Bookmark #562

I walked to the coffee shop after dinner, a hoodie over whatever I was wearing, part out of habit, and part out of duty, instilled in me like a hangover from years before when I pretended to live like a writer and wrote barely enough to call myself one. Now, I live like a person and be that as it may, I know I must sit and write, come hell or high water. I am so awake, at all times, so brutally awake that I see everything, I see words in silence, and I see meaning in banality, and I am so tired, at all times, so brutally tired that I do not want to look at it, and I want to go to sleep and do nothing else, nothing else at all. And then, I realise I can do none of those things.

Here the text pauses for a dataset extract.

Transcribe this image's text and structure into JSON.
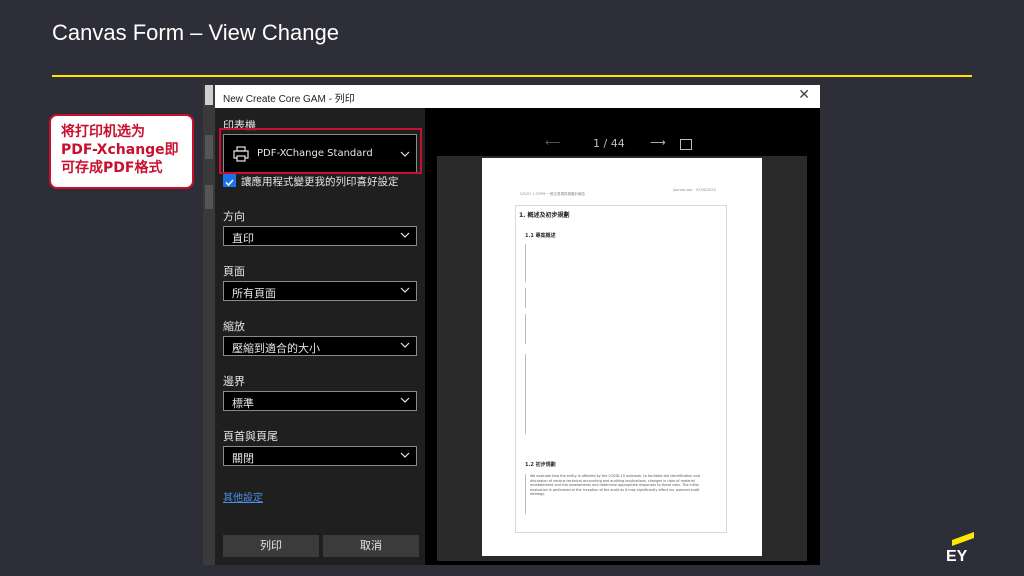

I can only stay suspended in the middle. There is a tendency in me to seek balance, and there is a tendency in me to struggle to find it. At first, I think of this, and it bothers me, but then I remember all questions are tunnels and all answers wait at the end. All answers mandate crawling to them. There is no other way. And if you cannot crawl, you must at least be willing to walk a mile or two to get coffee. It’s a start, and it gets you somewhere. On most days, it is more than enough: to arrive somewhere.

It was ten at night. Well, two minutes to ten. I sat on the white patio chair, sipping coffee and yawning myself into oblivion. I thought of how there are answers we all find and then quarrel over. “We have crawled and gone through hell for them”, we claim, “they must be the only truth.” For most questions in life, however, there are only two answers: all of them or none of them. For most inquiries about how we carry ourselves, the answer is neither what you believe in nor I; the answer is both at the same time or none. On most days, the only single solution to most questions, as ironic as it appears, is the prospect of another equally correct answer.

But we have walked through the tunnels to reach happiness. How must we lay the sword down? I do not know how, but I reckon it must be in trying to sit and see everything. I wonder if that is why we writers devour coffee, our eyes wide open—we must see everything.